McManigal: Good, bad depend on cooperation

Through years of observing people interacting, I have noticed something: People are better and more cooperative than they are given credit.

Kent McManigal

Kent McManigal

By “better” I mean less likely to intentionally harm others, and more likely to help; even strangers.

Yet you and I are fed a constant stream of bad characters who are the exception. The exceptions get noticed precisely because they are exceptions. People tend to not notice what is most common.

Even truly bad guys are only evil part-time. No one could get away with violating everyone they encounter. Regardless of how safe they might believe their special case makes them, someone would put an end to them sooner or later. Probably sooner than later.

That’s the way it is, and the way it should be. This truth is no threat to decent people, and keeps most bad guys somewhat constrained.

Then you have the cooperative nature of humans.

Most people want to get along. Those who believe people won’t try to get along are ignoring the majority of life and focusing on the exceptions.

Cooperation is practically universal, but it is a double-edged sword. When you think of cooperation, you probably think of cooperation’s light side. You imagine people joining together to repair a neighbor’s damaged house, or pitching in to get a desperately ill child the medical care she needs. This is healthy cooperation, and it is wonderful.
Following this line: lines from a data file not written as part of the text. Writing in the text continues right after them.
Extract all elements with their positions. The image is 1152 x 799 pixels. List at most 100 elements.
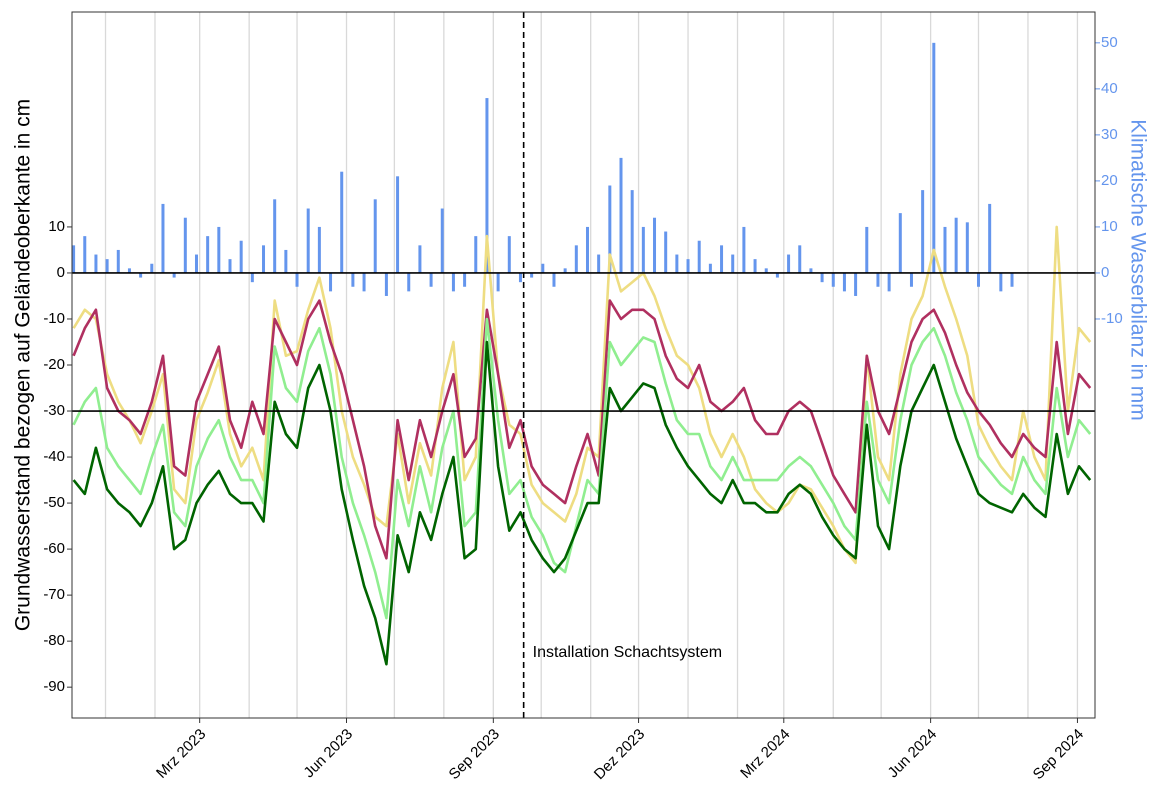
y-tick-label: -70 (43, 586, 65, 603)
bar (630, 190, 634, 273)
y2-tick-label: 40 (1101, 80, 1118, 97)
bar (541, 263, 545, 273)
bar (217, 226, 221, 273)
bar (407, 272, 411, 292)
bar (317, 226, 321, 273)
bar (552, 272, 556, 287)
y-tick-label: -10 (43, 310, 65, 327)
bar (329, 272, 333, 292)
bar (842, 272, 846, 292)
y-tick-label: 10 (48, 218, 65, 235)
bar (150, 263, 154, 273)
bar (686, 259, 690, 273)
line-series (72, 340, 1092, 666)
bar (518, 272, 522, 283)
line-series (72, 317, 1092, 620)
y-tick-label: -30 (43, 402, 65, 419)
bar (619, 157, 623, 273)
bar (798, 245, 802, 273)
bar (708, 263, 712, 273)
bar (295, 272, 299, 287)
bar (396, 176, 400, 273)
bar (373, 199, 377, 273)
bar (865, 226, 869, 273)
bar (976, 272, 980, 287)
bar (250, 272, 254, 283)
bar (831, 272, 835, 287)
bar (909, 272, 913, 287)
bar (440, 208, 444, 273)
bar (273, 199, 277, 273)
y-axis-title: Grundwasserstand bezogen auf Geländeober… (12, 99, 35, 631)
y2-tick-label: 30 (1101, 126, 1118, 143)
bar (228, 259, 232, 273)
y2-tick-label: 10 (1101, 218, 1118, 235)
y-tick-label: -50 (43, 494, 65, 511)
plot-border (71, 11, 1096, 719)
y2-tick-label: 50 (1101, 34, 1118, 51)
bar (988, 203, 992, 273)
bar (720, 245, 724, 273)
y-tick-label: -60 (43, 540, 65, 557)
y-tick-label: 0 (57, 264, 65, 281)
bar (775, 272, 779, 278)
bar (943, 226, 947, 273)
bar (474, 236, 478, 273)
marks: Installation Schachtsystem (72, 12, 1095, 718)
bar (418, 245, 422, 273)
bar (641, 226, 645, 273)
y2-tick-label: -10 (1101, 310, 1123, 327)
bar (809, 268, 813, 273)
bar (965, 222, 969, 273)
bar (194, 254, 198, 273)
y2-tick-label: 0 (1101, 264, 1109, 281)
bar (999, 272, 1003, 292)
bar (820, 272, 824, 283)
bar (574, 245, 578, 273)
bar (451, 272, 455, 292)
bar (764, 268, 768, 273)
bar (597, 254, 601, 273)
y-tick-label: -80 (43, 632, 65, 649)
bar (362, 272, 366, 292)
bar (1010, 272, 1014, 287)
bar (485, 98, 489, 273)
bar (697, 240, 701, 273)
bar (496, 272, 500, 292)
bar (83, 236, 87, 273)
bar (954, 217, 958, 273)
bar (116, 249, 120, 273)
bar (608, 185, 612, 273)
bar (876, 272, 880, 287)
bar (675, 254, 679, 273)
bar (239, 240, 243, 273)
bar (183, 217, 187, 273)
y2-axis-title: Klimatische Wasserbilanz in mm (1126, 119, 1149, 420)
bar (284, 249, 288, 273)
bar (787, 254, 791, 273)
y-tick-label: -20 (43, 356, 65, 373)
bar (932, 42, 936, 273)
bar (429, 272, 433, 287)
bar (384, 272, 388, 296)
event-label: Installation Schachtsystem (533, 644, 722, 661)
bar (463, 272, 467, 287)
bar (664, 231, 668, 273)
bar (161, 203, 165, 273)
bar (585, 226, 589, 273)
bar (742, 226, 746, 273)
bar (898, 213, 902, 273)
bar (206, 236, 210, 273)
line-series (72, 299, 1092, 560)
bar (105, 259, 109, 273)
bar (94, 254, 98, 273)
bar (921, 190, 925, 273)
y-tick-label: -40 (43, 448, 65, 465)
y2-tick-label: 20 (1101, 172, 1118, 189)
bar (530, 272, 534, 278)
bar (351, 272, 355, 287)
bar (854, 272, 858, 296)
bar (139, 272, 143, 278)
bar (262, 245, 266, 273)
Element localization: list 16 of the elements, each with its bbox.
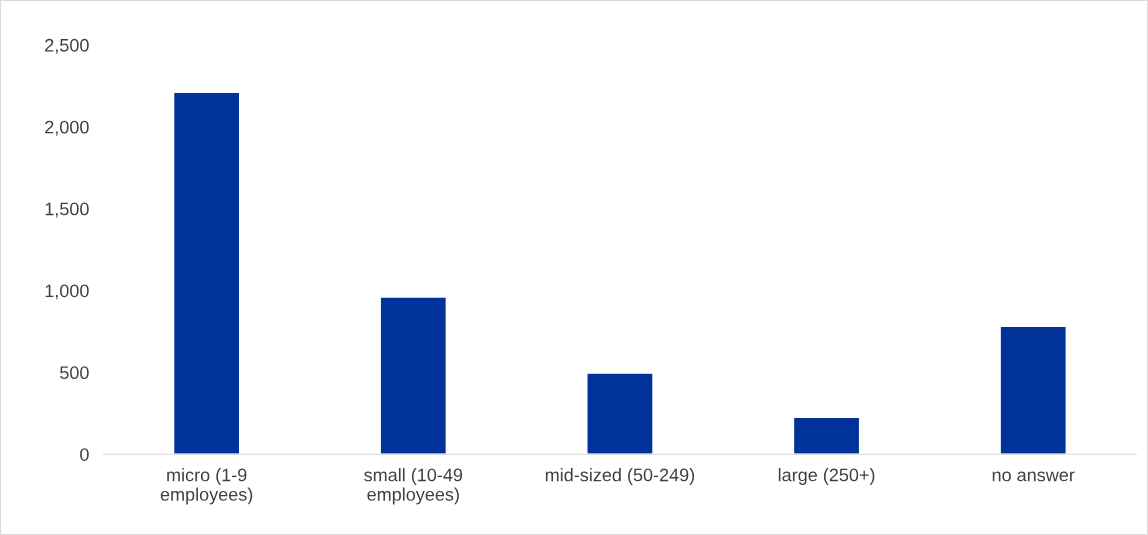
x-tick-label: large (250+) bbox=[778, 468, 875, 485]
x-tick-label: micro (1-9 employees) bbox=[160, 468, 253, 505]
y-tick-label: 0 bbox=[80, 448, 89, 461]
y-tick-label: 1,500 bbox=[45, 202, 89, 218]
bar bbox=[172, 91, 241, 455]
bar bbox=[586, 372, 654, 455]
y-tick-label: 500 bbox=[60, 366, 89, 380]
x-tick-label: no answer bbox=[992, 471, 1075, 482]
y-tick-label: 2,500 bbox=[45, 38, 89, 54]
y-tick-label: 2,000 bbox=[45, 120, 89, 136]
x-tick-label: mid-sized (50-249) bbox=[545, 468, 695, 485]
bar bbox=[792, 416, 861, 455]
bar bbox=[999, 325, 1067, 455]
y-tick-label: 1,000 bbox=[45, 284, 89, 300]
bar bbox=[379, 296, 448, 455]
x-tick-label: small (10-49 employees) bbox=[364, 468, 463, 505]
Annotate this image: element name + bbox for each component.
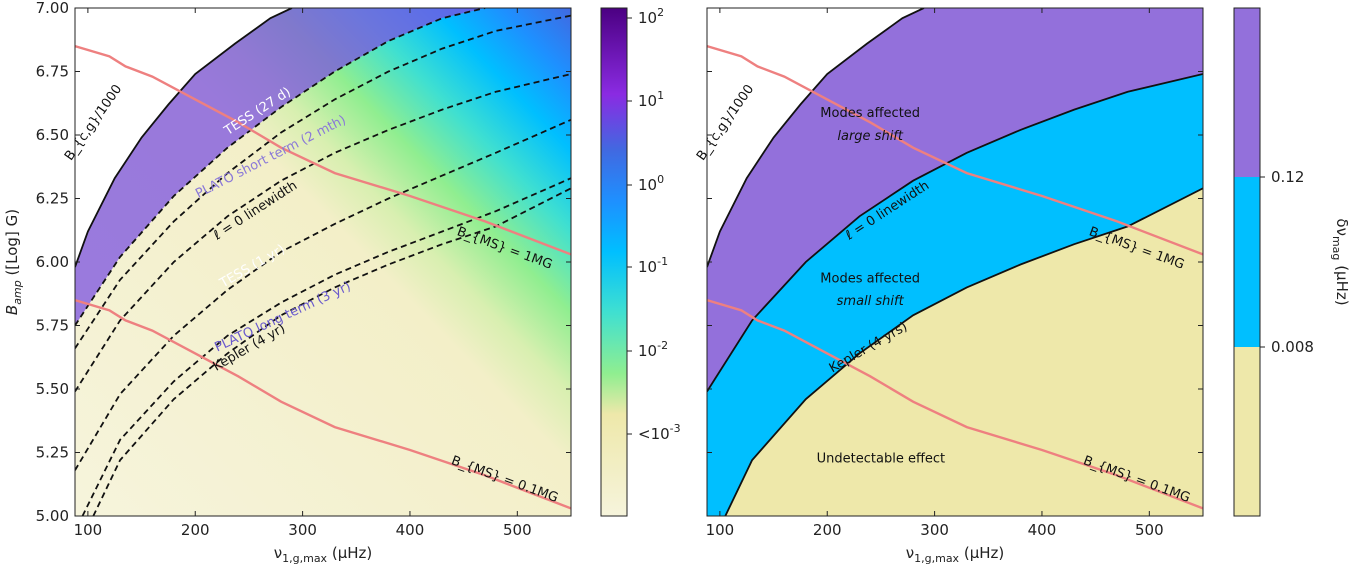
series-line	[75, 8, 293, 268]
right-colorbar-label: δνmag (μHz)	[1330, 218, 1351, 305]
annotation-label: Modes affected	[820, 106, 920, 121]
x-tick-label: 300	[288, 521, 317, 539]
annotation-label: large shift	[837, 129, 904, 144]
x-tick-label: 400	[1028, 521, 1057, 539]
series-line	[75, 298, 571, 510]
y-tick-label: 6.00	[36, 253, 69, 271]
colorbar-tick-label: 102	[638, 6, 664, 27]
series-line	[707, 298, 1203, 510]
left-x-axis-label: ν1,g,max (μHz)	[274, 544, 373, 565]
right-colorbar: 0.12 0.008 δνmag (μHz)	[1233, 7, 1351, 517]
x-tick-label: 200	[181, 521, 210, 539]
series-line	[707, 8, 925, 268]
region-high-shift	[75, 8, 486, 326]
region-small-shift	[707, 74, 1203, 516]
y-tick-label: 5.00	[36, 507, 69, 525]
region-undetectable	[725, 188, 1203, 516]
colorbar-tick-label: 100	[638, 173, 664, 194]
annotation-label: Undetectable effect	[817, 452, 946, 467]
right-panel: 100 200 300 400 500 Modes affected large shif…	[694, 7, 1204, 565]
colorbar-tick-label: <10-3	[638, 422, 681, 443]
x-tick-label: 100	[74, 521, 103, 539]
x-tick-label: 500	[503, 521, 532, 539]
series-line	[75, 44, 571, 256]
series-line	[75, 14, 571, 349]
region-large-shift	[707, 8, 1203, 392]
left-y-axis-label: Bamp ([Log] G)	[3, 209, 24, 315]
colorbar-tick-label: 10-1	[638, 255, 668, 276]
y-tick-label: 6.75	[36, 63, 69, 81]
colorbar-tick-label: 10-2	[638, 339, 668, 360]
series-line	[75, 8, 486, 326]
colorbar-tick-label: 101	[638, 89, 664, 110]
x-tick-label: 400	[396, 521, 425, 539]
x-tick-label: 200	[813, 521, 842, 539]
region-above-critical-field	[75, 8, 571, 268]
series-line	[92, 187, 571, 516]
y-tick-label: 7.00	[36, 0, 69, 17]
series-line	[75, 118, 571, 471]
left-colorbar: 102 101 100 10-1 10-2 <10-3	[600, 6, 681, 517]
colorbar-tick-label: 0.12	[1271, 168, 1304, 186]
y-tick-label: 6.50	[36, 126, 69, 144]
y-tick-label: 5.50	[36, 380, 69, 398]
series-line	[707, 44, 1203, 256]
y-tick-label: 5.75	[36, 317, 69, 335]
series-line	[81, 177, 571, 516]
left-panel: 100 200 300 400 500 5.00 5.25 5.50 5.75 6.00 6.25 6…	[3, 0, 572, 565]
x-tick-label: 100	[706, 521, 735, 539]
series-line	[724, 187, 1203, 516]
y-tick-label: 6.25	[36, 190, 69, 208]
annotation-label: Modes affected	[820, 271, 920, 286]
y-tick-label: 5.25	[36, 444, 69, 462]
right-x-axis-label: ν1,g,max (μHz)	[906, 544, 1005, 565]
x-tick-label: 500	[1135, 521, 1164, 539]
annotation-label: small shift	[837, 294, 905, 309]
colorbar-tick-label: 0.008	[1271, 338, 1314, 356]
series-line	[707, 73, 1203, 392]
series-line	[75, 73, 571, 392]
x-tick-label: 300	[920, 521, 949, 539]
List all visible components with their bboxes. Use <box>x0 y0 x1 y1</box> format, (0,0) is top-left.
However, cooperation also has a dark side. Much evil depends on the cooperative nature of people, perverted. Gangs wouldn’t cause trouble, and wars of aggression couldn’t happen, without the cooperation of large numbers of people joining together to violate others on a massive scale.

It’s not only the bad guys who cooperate in unhealthy ways, but normal people, too. No dictatorship could stand without the victims cooperating with the majority of the tyrant’s commands.

Humans are highly cooperative, even when it isn’t in their own interest.

Cooperation isn’t the problem; using it badly is. Don’t cooperate to violate person or property, but only to build up others and protect people and property. Don’t cover for those who cooperate with the wrong things.

I try to cooperate for good, while being prepared to encounter those who won’t. I have picked up hitchhikers and helped stranded strangers. I have given money to people I knew were in need — and some whose needs I suspected money couldn’t fill.

I don’t regret even the times it didn’t go exactly to plan. For the most part, people are amazing.

Now, if they would only see where they are being inconsistent and self-destructive, and understand when to cooperate, and when they shouldn’t, they would be even better.